My relationship with Madame Ny was perhaps the strangest part of the whole affair.

I was taken to her office in a room on the second floor of the monastery each afternoon. There were always two guards in the corridor, but inside, we were quite alone.

It was a comfortable room, surprisingly so, although I suspect now that was mainly by design. Chinese carpets on the floor, a modern desk and swivel chairs, a filing cabinet, water colours on the wall and a very utilitarian looking psychiatrist’s couch in black leather.

It became very plain from the beginning that these were psycho-analytical sessions. That she was out to strip me to the bone.

Not that I objected, for it quickly became a game of question and answer – my kind of answer – that I rather enjoyed playing and the truth is that I wanted to be with her. Looked forward to being in her company.

From the beginning, she was calm and a little remote, insisted on calling me Ellis, yet never by any remark or action, referred to that emotional breakdown at my bedside on the evening they had released me from the Box.

What I could not erase from my mind was the memory of that strange dream, an erotic fantasy so real that to see her simply get up and stretch or stand at the window, a hand on her hip, was enough to send my pulse up by a rate of knots.

A great deal of her questioning, I didn’t mind. Childhood and my relationship with my grandfather, schooling, particularly the years at Eton which seemed to fascinate her. She seemed surprised that the experience hadn’t turned me into a raving homosexual and asked searching and vaguely absurd questions about masturbation which only succeeded in bringing out the comic in me.
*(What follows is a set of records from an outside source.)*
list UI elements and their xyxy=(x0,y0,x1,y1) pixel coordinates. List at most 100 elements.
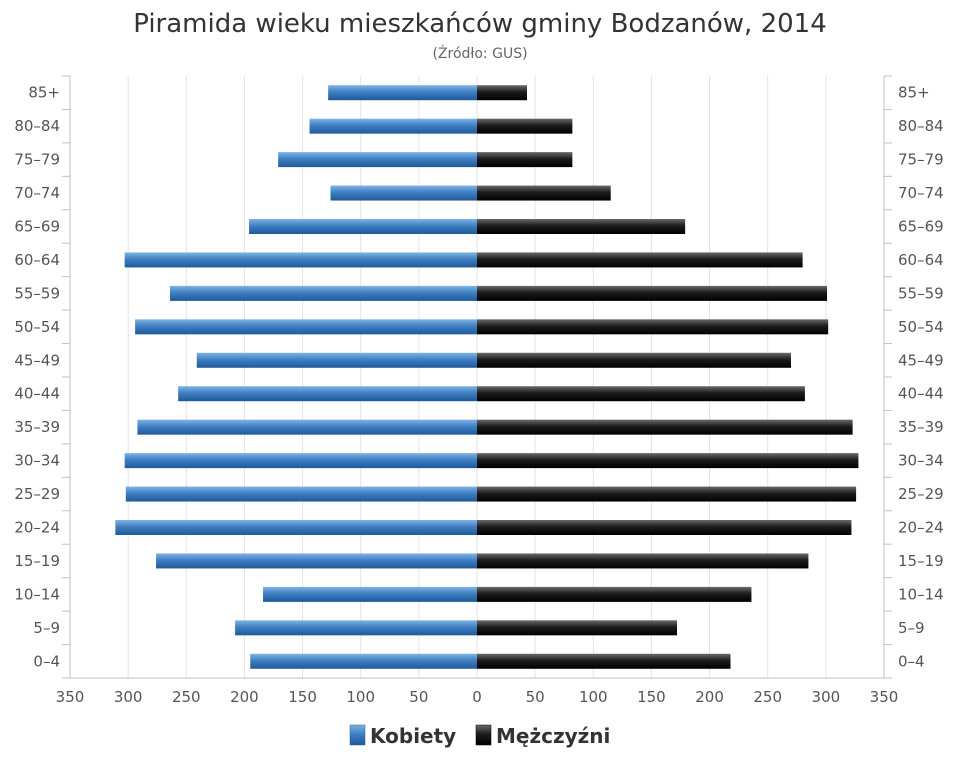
axes xyxy=(62,75,892,679)
grid-lines xyxy=(127,76,827,678)
bar-kobiety xyxy=(135,319,477,335)
x-tick-label: 150 xyxy=(288,688,317,706)
category-label-left: 45–49 xyxy=(14,351,60,369)
bar-kobiety xyxy=(156,553,477,569)
category-label-left: 75–79 xyxy=(14,151,60,169)
legend-swatch-mezczyzni xyxy=(475,724,492,746)
bar-kobiety xyxy=(178,386,477,402)
category-label-right: 45–49 xyxy=(898,351,944,369)
bar-mezczyzni xyxy=(477,152,573,168)
y-axis-labels: 0–4 0–4 5–9 5–9 10–14 10–14 15–19 15–19 20–24 20–… xyxy=(14,84,943,671)
category-label-right: 15–19 xyxy=(898,552,944,570)
bar-kobiety xyxy=(249,219,477,234)
category-label-right: 5–9 xyxy=(898,619,925,637)
category-label-left: 70–74 xyxy=(14,184,60,202)
bar-mezczyzni xyxy=(477,352,791,368)
category-label-left: 55–59 xyxy=(14,284,60,302)
x-tick-label: 300 xyxy=(812,688,841,706)
bar-kobiety xyxy=(278,152,477,168)
category-label-left: 80–84 xyxy=(14,117,60,135)
legend-swatch-kobiety xyxy=(349,724,366,746)
bar-mezczyzni xyxy=(477,586,752,602)
x-tick-label: 250 xyxy=(172,688,201,706)
category-label-right: 80–84 xyxy=(898,117,944,135)
bar-mezczyzni xyxy=(477,185,611,201)
bar-kobiety xyxy=(328,85,477,101)
category-label-left: 85+ xyxy=(28,84,60,102)
x-tick-label: 350 xyxy=(870,688,899,706)
category-label-left: 65–69 xyxy=(14,218,60,236)
category-label-right: 50–54 xyxy=(898,318,944,336)
x-tick-label: 250 xyxy=(753,688,782,706)
bar-mezczyzni xyxy=(477,118,573,134)
bar-kobiety xyxy=(124,252,477,268)
category-label-right: 65–69 xyxy=(898,218,944,236)
category-label-left: 25–29 xyxy=(14,485,60,503)
bar-kobiety xyxy=(309,118,477,134)
bar-kobiety xyxy=(196,352,477,368)
x-tick-label: 100 xyxy=(346,688,375,706)
chart-title: Piramida wieku mieszkańców gminy Bodzanó… xyxy=(133,9,827,39)
bar-mezczyzni xyxy=(477,486,857,502)
category-label-left: 40–44 xyxy=(14,385,60,403)
legend-label-kobiety: Kobiety xyxy=(370,724,456,748)
category-label-right: 40–44 xyxy=(898,385,944,403)
category-label-left: 35–39 xyxy=(14,418,60,436)
category-label-right: 55–59 xyxy=(898,284,944,302)
bar-mezczyzni xyxy=(477,252,803,268)
category-label-left: 5–9 xyxy=(33,619,60,637)
x-tick-label: 350 xyxy=(56,688,85,706)
bar-mezczyzni xyxy=(477,453,859,469)
category-label-left: 60–64 xyxy=(14,251,60,269)
category-label-right: 30–34 xyxy=(898,452,944,470)
bar-mezczyzni xyxy=(477,520,852,535)
category-label-left: 0–4 xyxy=(33,652,60,670)
x-tick-label: 150 xyxy=(637,688,666,706)
bar-kobiety xyxy=(124,453,477,469)
bar-kobiety xyxy=(330,185,477,201)
x-tick-label: 300 xyxy=(114,688,143,706)
bar-mezczyzni xyxy=(477,419,853,435)
bar-kobiety xyxy=(250,653,477,669)
bar-kobiety xyxy=(125,486,478,502)
x-tick-label: 200 xyxy=(695,688,724,706)
category-label-right: 25–29 xyxy=(898,485,944,503)
legend: Kobiety Mężczyźni xyxy=(349,724,610,748)
x-axis-labels: 350 300 250 200 150 100 50 0 50 100 150 200 250 300 35… xyxy=(56,688,899,706)
legend-label-mezczyzni: Mężczyźni xyxy=(496,724,610,748)
x-tick-label: 200 xyxy=(230,688,259,706)
category-label-left: 15–19 xyxy=(14,552,60,570)
category-label-right: 0–4 xyxy=(898,652,925,670)
bar-kobiety xyxy=(235,620,477,636)
bar-kobiety xyxy=(170,285,477,301)
x-tick-label: 100 xyxy=(579,688,608,706)
bar-mezczyzni xyxy=(477,319,829,335)
category-label-right: 85+ xyxy=(898,84,930,102)
category-label-left: 30–34 xyxy=(14,452,60,470)
bars xyxy=(115,85,859,669)
bar-mezczyzni xyxy=(477,85,528,101)
category-label-right: 35–39 xyxy=(898,418,944,436)
bar-mezczyzni xyxy=(477,386,805,402)
bar-mezczyzni xyxy=(477,653,731,669)
bar-mezczyzni xyxy=(477,620,678,636)
category-label-left: 20–24 xyxy=(14,519,60,537)
category-label-left: 50–54 xyxy=(14,318,60,336)
category-label-right: 20–24 xyxy=(898,519,944,537)
x-tick-label: 50 xyxy=(526,688,545,706)
category-label-right: 60–64 xyxy=(898,251,944,269)
bar-kobiety xyxy=(137,419,477,435)
category-label-left: 10–14 xyxy=(14,585,60,603)
bar-kobiety xyxy=(115,520,477,535)
x-tick-label: 50 xyxy=(409,688,428,706)
bar-kobiety xyxy=(263,586,477,602)
bar-mezczyzni xyxy=(477,285,828,301)
bar-mezczyzni xyxy=(477,219,686,234)
category-label-right: 10–14 xyxy=(898,585,944,603)
x-tick-label: 0 xyxy=(472,688,482,706)
bar-mezczyzni xyxy=(477,553,809,569)
category-label-right: 75–79 xyxy=(898,151,944,169)
chart-subtitle: (Źródło: GUS) xyxy=(432,44,527,62)
category-label-right: 70–74 xyxy=(898,184,944,202)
We spent a month in this way and it became obvious to me that she was becoming more and more impatient. One day she stood up abruptly after one particularly feeble joke, took off her tunic and walked to the window where she stood in the pale sunshine, angrier than I had ever seen her.

From that angle, half-turned away from me, it became obvious that her breasts managed very well without the benefit of such a western appurtenance as a brassière and I could see the line of them sloping to the nipples as the sunlight filtered through the thin cotton.
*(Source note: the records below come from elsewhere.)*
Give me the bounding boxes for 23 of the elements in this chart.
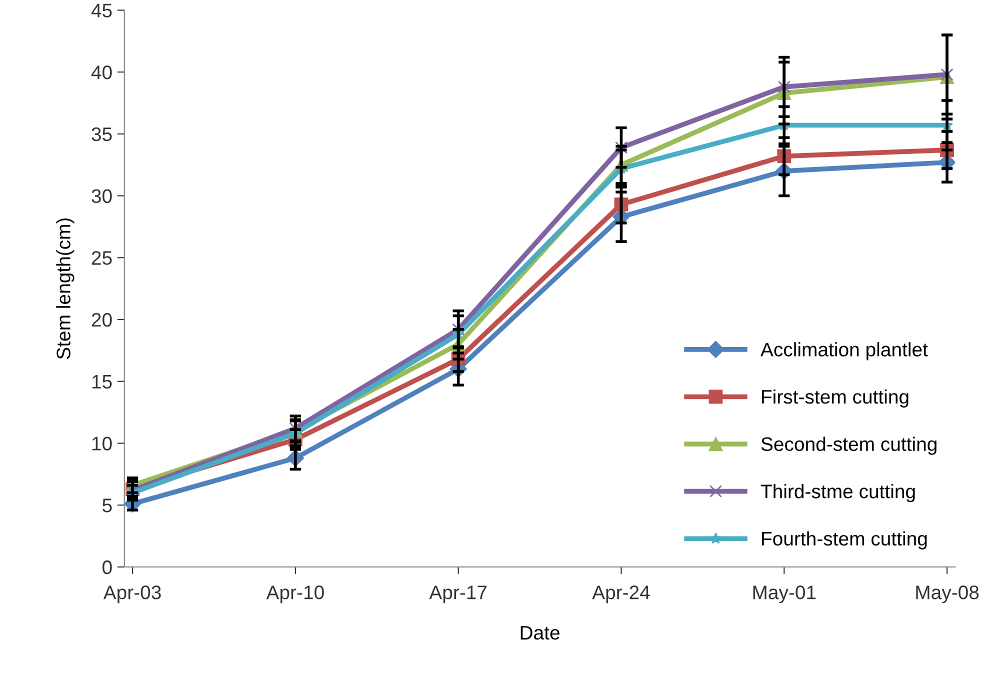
y-tick-label: 40 (91, 66, 112, 80)
y-axis-title: Stem length(cm) (56, 218, 74, 360)
y-tick-label: 0 (102, 560, 112, 574)
x-tick-label: May-08 (916, 586, 979, 604)
x-tick-label: Apr-10 (266, 586, 324, 604)
x-tick-label: May-01 (753, 586, 816, 604)
x-tick-label: Apr-24 (592, 586, 650, 604)
legend-label: Acclimation plantlet (760, 342, 928, 360)
y-tick-label: 15 (92, 375, 112, 389)
y-tick-label: 10 (92, 436, 112, 450)
y-tick-label: 45 (91, 4, 112, 18)
y-tick-label: 30 (92, 189, 112, 204)
legend-label: Fourth-stem cutting (762, 531, 927, 550)
y-tick-label: 5 (102, 498, 112, 512)
x-axis-title: Date (520, 626, 560, 640)
legend-label: Third-stme cutting (760, 484, 915, 502)
y-tick-label: 35 (92, 127, 112, 142)
x-tick-label: Apr-03 (103, 586, 161, 604)
legend-label: First-stem cutting (762, 389, 908, 408)
legend-label: Second-stem cutting (761, 436, 936, 455)
y-tick-label: 20 (92, 312, 112, 327)
y-tick-label: 25 (92, 251, 112, 265)
x-tick-label: Apr-17 (429, 586, 487, 604)
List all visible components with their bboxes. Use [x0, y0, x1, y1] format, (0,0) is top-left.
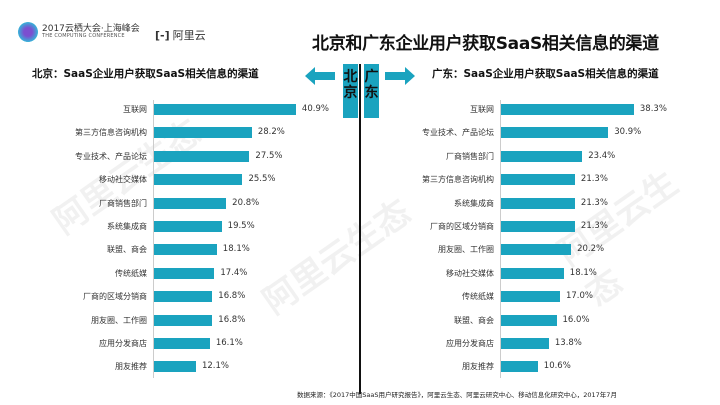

‘All men are at least three people, Ellis,’ she said. ‘What they appear to be to others, what they think they are and what they really are. Your great fault is to accept people at face value.’

‘Is that a fact?’ I said mockingly.

She turned on me in anger, made a visible effort to control it, went to the door. ‘Come with me.’
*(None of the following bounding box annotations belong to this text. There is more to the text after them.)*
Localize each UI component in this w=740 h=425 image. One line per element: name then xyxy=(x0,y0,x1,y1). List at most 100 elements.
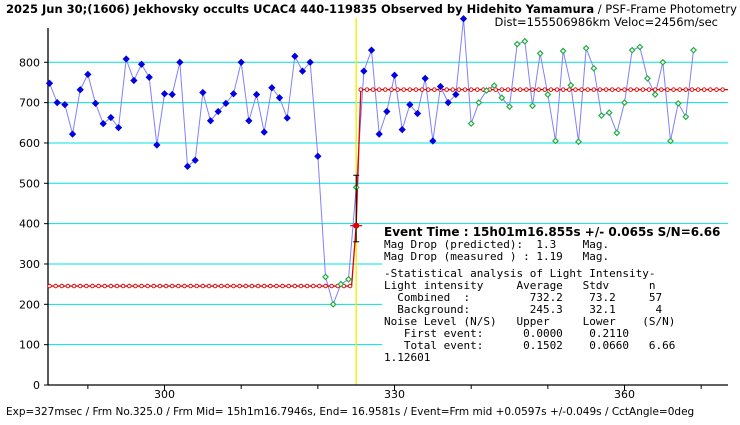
model-marker xyxy=(304,283,310,289)
data-point xyxy=(690,46,697,54)
data-point xyxy=(122,55,130,63)
mag-drop-measured: Mag Drop (measured ) : 1.19 Mag. xyxy=(384,250,609,263)
chart-title-rest: / PSF-Frame Photometry / xyxy=(594,2,740,16)
model-marker xyxy=(268,283,273,289)
data-point xyxy=(575,138,582,146)
model-marker xyxy=(401,87,406,92)
model-marker xyxy=(677,87,682,92)
model-marker xyxy=(511,87,517,92)
model-marker xyxy=(261,283,267,289)
data-point xyxy=(398,126,406,134)
data-point xyxy=(237,58,245,66)
model-marker xyxy=(456,87,462,92)
model-marker xyxy=(499,87,505,92)
data-point xyxy=(130,76,138,85)
model-marker xyxy=(182,283,187,289)
data-point xyxy=(628,46,636,54)
model-marker xyxy=(84,283,89,289)
model-marker xyxy=(573,87,578,92)
model-marker xyxy=(536,87,541,92)
data-point xyxy=(84,70,92,79)
model-marker xyxy=(114,283,120,289)
model-marker xyxy=(225,283,230,289)
event-time-text: Event Time : 15h01m16.855s +/- 0.065s S/… xyxy=(384,225,720,239)
stat-background: Background: 245.3 32.1 4 xyxy=(384,303,663,316)
model-marker xyxy=(720,87,725,92)
model-marker xyxy=(219,283,224,289)
data-point xyxy=(45,79,54,87)
tick-labels: 0 100 200 300 400 500 600 700 800 300 330 360 xyxy=(19,56,635,401)
data-point xyxy=(674,99,682,107)
data-point xyxy=(598,112,605,119)
data-point xyxy=(413,109,422,118)
model-marker xyxy=(298,283,304,289)
data-point xyxy=(53,99,61,107)
data-point xyxy=(483,87,490,94)
data-point xyxy=(291,52,299,60)
data-point xyxy=(490,82,498,90)
model-marker xyxy=(567,87,572,92)
noise-total: Total event: 0.1502 0.0660 6.66 xyxy=(384,339,675,352)
data-point xyxy=(107,113,115,122)
data-point xyxy=(475,99,483,107)
model-marker xyxy=(444,87,449,92)
y-tick-label-0: 0 xyxy=(33,379,40,392)
y-tick-label-100: 100 xyxy=(19,339,40,352)
stat-header: Light intensity Average Stdv n xyxy=(384,279,656,292)
model-marker xyxy=(47,283,52,289)
model-marker xyxy=(206,283,212,289)
model-marker xyxy=(96,283,101,289)
model-marker xyxy=(542,87,548,92)
model-marker xyxy=(347,283,353,289)
data-point xyxy=(283,114,291,122)
model-marker xyxy=(383,87,388,92)
model-marker xyxy=(407,87,413,92)
model-marker xyxy=(708,87,713,92)
model-marker xyxy=(157,283,163,289)
y-tick-label-500: 500 xyxy=(19,177,40,190)
model-marker xyxy=(376,87,382,92)
data-point xyxy=(168,90,176,99)
model-marker xyxy=(317,283,322,289)
data-point xyxy=(145,73,153,81)
data-point xyxy=(183,162,192,170)
model-marker xyxy=(475,87,480,92)
model-marker xyxy=(640,87,646,92)
model-marker xyxy=(603,87,609,92)
model-marker xyxy=(102,283,107,289)
data-point xyxy=(176,58,184,66)
data-point xyxy=(345,275,352,283)
model-marker xyxy=(323,283,328,289)
data-point xyxy=(245,117,253,125)
data-point xyxy=(260,128,268,136)
data-point xyxy=(605,109,613,117)
model-marker xyxy=(65,283,71,289)
data-point xyxy=(360,67,368,75)
data-point xyxy=(406,101,414,109)
data-point xyxy=(521,37,529,45)
data-point xyxy=(91,99,100,108)
data-point xyxy=(383,107,391,116)
data-point xyxy=(429,137,437,145)
data-point xyxy=(153,141,161,149)
data-point xyxy=(513,40,521,48)
model-marker xyxy=(280,283,285,289)
model-marker xyxy=(59,283,65,289)
model-marker xyxy=(554,87,560,92)
model-marker xyxy=(683,87,689,92)
model-marker xyxy=(432,87,437,92)
model-marker xyxy=(274,283,279,289)
model-marker xyxy=(579,87,584,92)
model-marker xyxy=(151,283,157,289)
model-marker xyxy=(163,283,169,289)
mag-drop-predicted: Mag Drop (predicted): 1.3 Mag. xyxy=(384,238,609,251)
data-point xyxy=(68,130,77,138)
y-tick-label-600: 600 xyxy=(19,137,40,150)
model-marker xyxy=(493,87,498,92)
model-marker xyxy=(609,87,615,92)
chart-subtitle: Dist=155506986km Veloc=2456m/sec xyxy=(494,15,718,29)
data-point xyxy=(498,94,506,102)
model-marker xyxy=(530,87,535,92)
y-tick-label-800: 800 xyxy=(19,56,40,69)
We didn’t go very far. Through a door at the end of the corridor which led to a gallery above what was obviously the central half of the old temple. There was a statue of Buddha at the far end, flickering candles, the murmur of voices at prayer from a group of Zen monks in yellow robes.

Madame Ny said, ‘If I asked you who was the commander of Tay Son you would say Colonel Chen-Kuen of the Army of the People’s Republic.’

‘So what?’

‘The commander is down there at this moment.’

The monks had risen to their feet, their Abbot magnificent in saffron robes at their head. He glanced up at that moment and looked straight at me before moving on. Colonel Chen-Kuen.

We returned to her office in silence. I sat down and she said, ‘So, nothing is as it seems, not even Ellis Jackson.’

I made no reply and an orderly came in with the usual afternoon pot of China tea and tiny porcelain cups. It was unfailingly and deliciously refreshing. She passed me a cup without comment and I took the first long sip with a sigh of pleasure and knew, almost instantly, that I was in trouble.